Hiya! My name’s Richard and I’m excited to be biking through the Netherlands for a whole week! This is the part I’m most excited for because it is quite far out of my comfort zone. Before I worry Dr. Watkins too much: I have ridden a bike before, and I am more than capable of biking 15-20 miles. What I mean is that this is most unique and interesting part of this course, and that is why I am most excited about it. Yes, I look forward to learning about all the transportation concepts; but, transportation is my main game, it’s what I will (hopefully) do in my future.
At this point in my life, bikes have become foreign to me; I haven’t touched one since middle school. Growing up in a suburban neighborhood, bicycles were just used to run around for fun up and down the residential streets. They never crossed my mind as a viable means of transportation.

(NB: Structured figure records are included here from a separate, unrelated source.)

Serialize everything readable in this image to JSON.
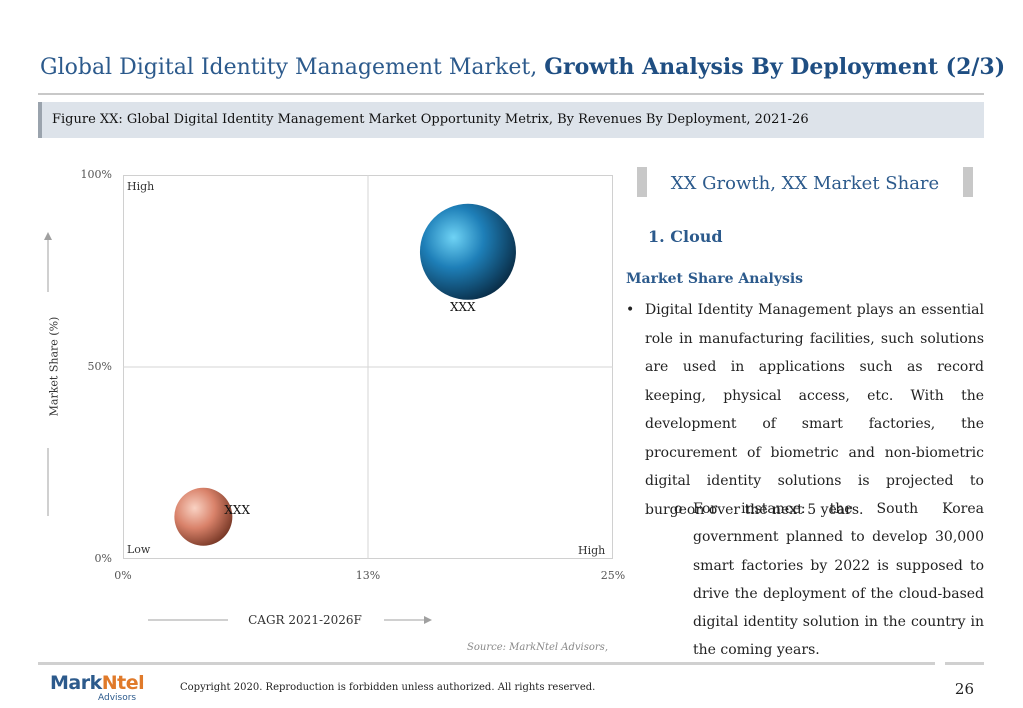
{
  "header": {
    "title_regular": "Global Digital Identity Management Market, ",
    "title_bold": "Growth Analysis By Deployment (2/3)"
  },
  "figure_caption": "Figure XX: Global Digital Identity Management Market Opportunity Metrix, By Revenues By Deployment, 2021-26",
  "chart_data": {
    "type": "scatter",
    "title": "",
    "xlabel": "CAGR 2021-2026F",
    "ylabel": "Market Share (%)",
    "x_ticks": [
      "0%",
      "13%",
      "25%"
    ],
    "y_ticks": [
      "0%",
      "50%",
      "100%"
    ],
    "xlim": [
      0,
      25
    ],
    "ylim": [
      0,
      100
    ],
    "corner_labels": {
      "top_left": "High",
      "bottom_left": "Low",
      "bottom_right": "High"
    },
    "points": [
      {
        "label": "XXX",
        "x": 17.6,
        "y": 80,
        "color": "#1e7fb8"
      },
      {
        "label": "XXX",
        "x": 4.1,
        "y": 11,
        "color": "#d9826a"
      }
    ],
    "grid": "quadrant"
  },
  "source": "Source: MarkNtel Advisors,",
  "right_panel": {
    "heading": "XX Growth, XX Market Share",
    "segment": "1. Cloud",
    "section_title": "Market Share Analysis",
    "bullet": "Digital Identity Management plays an essential role in manufacturing facilities, such solutions are used in applications such as record keeping, physical access, etc. With the development of smart factories, the procurement of biometric and non-biometric digital identity solutions is projected to burgeon over the next 5 years.",
    "sub_bullet": "For instance: the South Korea government planned to develop 30,000 smart factories by 2022 is supposed to drive the deployment of the cloud-based digital identity solution in the country in the coming years."
  },
  "footer": {
    "logo_mark": "Mark",
    "logo_mark_accent": "Ntel",
    "logo_sub": "Advisors",
    "copyright": "Copyright 2020. Reproduction is forbidden unless authorized. All rights reserved.",
    "page_number": "26"
  }
}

I am from Puerto Rico, whose transportation system can best be described as an exacerbated version of the United States’ suburbia. Despite being a small island, 100x35 miles, it has one of the highest rates of vehicles per capita: 614 per 1000 people, higher than the United States (Syrowik, 2017). With 2/3 of the whole island’s population living in the metropolitan area of San Juan, traffic jams on our way to school every morning was a given. I drove a car to literally everywhere, and my house has a Walk Score of 11. Bus systems are stuck in traffic almost everywhere, though I have seen some bus lanes around certain parts of the metro area. In my 18 years of growing up in Puerto Rico, I got on a public bus two times, both for a field trip. The buses are old, dirty, unreliable, and inefficient. Basically, everything that people think the MARTA bus system is but isn’t, Puerto Rican buses are. A heavy rail “Tren Urbano” was built in the last decade as a political show. It connects business, education, and retail centers, but serves no large population corridors. I rode on it once as a kid during its free trial period, but looking at online pictures now, I am reminded of how pretty of a system it is. The entire system is fully automated.
Last Spring, I studied abroad at GTL, forever changing the way I viewed public transportation. Each new city I visited was an amazing experience exploring their transit system. In Paris, a car is virtually useless; everywhere is within reach of the trains. In Munich, whole cities exist underground at each U-bahn stop, complete with stores and grocery shops selling fresh food. In Copenhagen, whole bridges and neighborhoods are reserved for bicycles and buses only. In Barcelona, the beach connects to the mountains with a beautiful system that connects you to all of Gaudi’s works. In Berlin, far-flung suburban neighborhoods are stitched together by an amazing web of trains. But in The Netherlands? I don’t know! I didn’t get to go there that semester, which is why it’s going to be amazing to go there now!
Before I took CEE 4610 last semester, I was very much a public transportation-oriented fellow: mass transit was the only solution to our problems. Unfortunately for Dr. Rodgers, Dr. Watkins did a great job of explaining that the solution really lies in getting people out of their cars. This can be done through a combination of not only great mass transit planning, but also investing in bike and pedestrian infrastructure to get more people active during their commute. The goal is the same, the approach is more multimodal and wholistic in thought. I hope to learn a lot of things from my Netherlands trip, but what I really want to learn is how they’re so effective, as a whole society, in eschewing motor vehicles in favor of a huge bicycle system.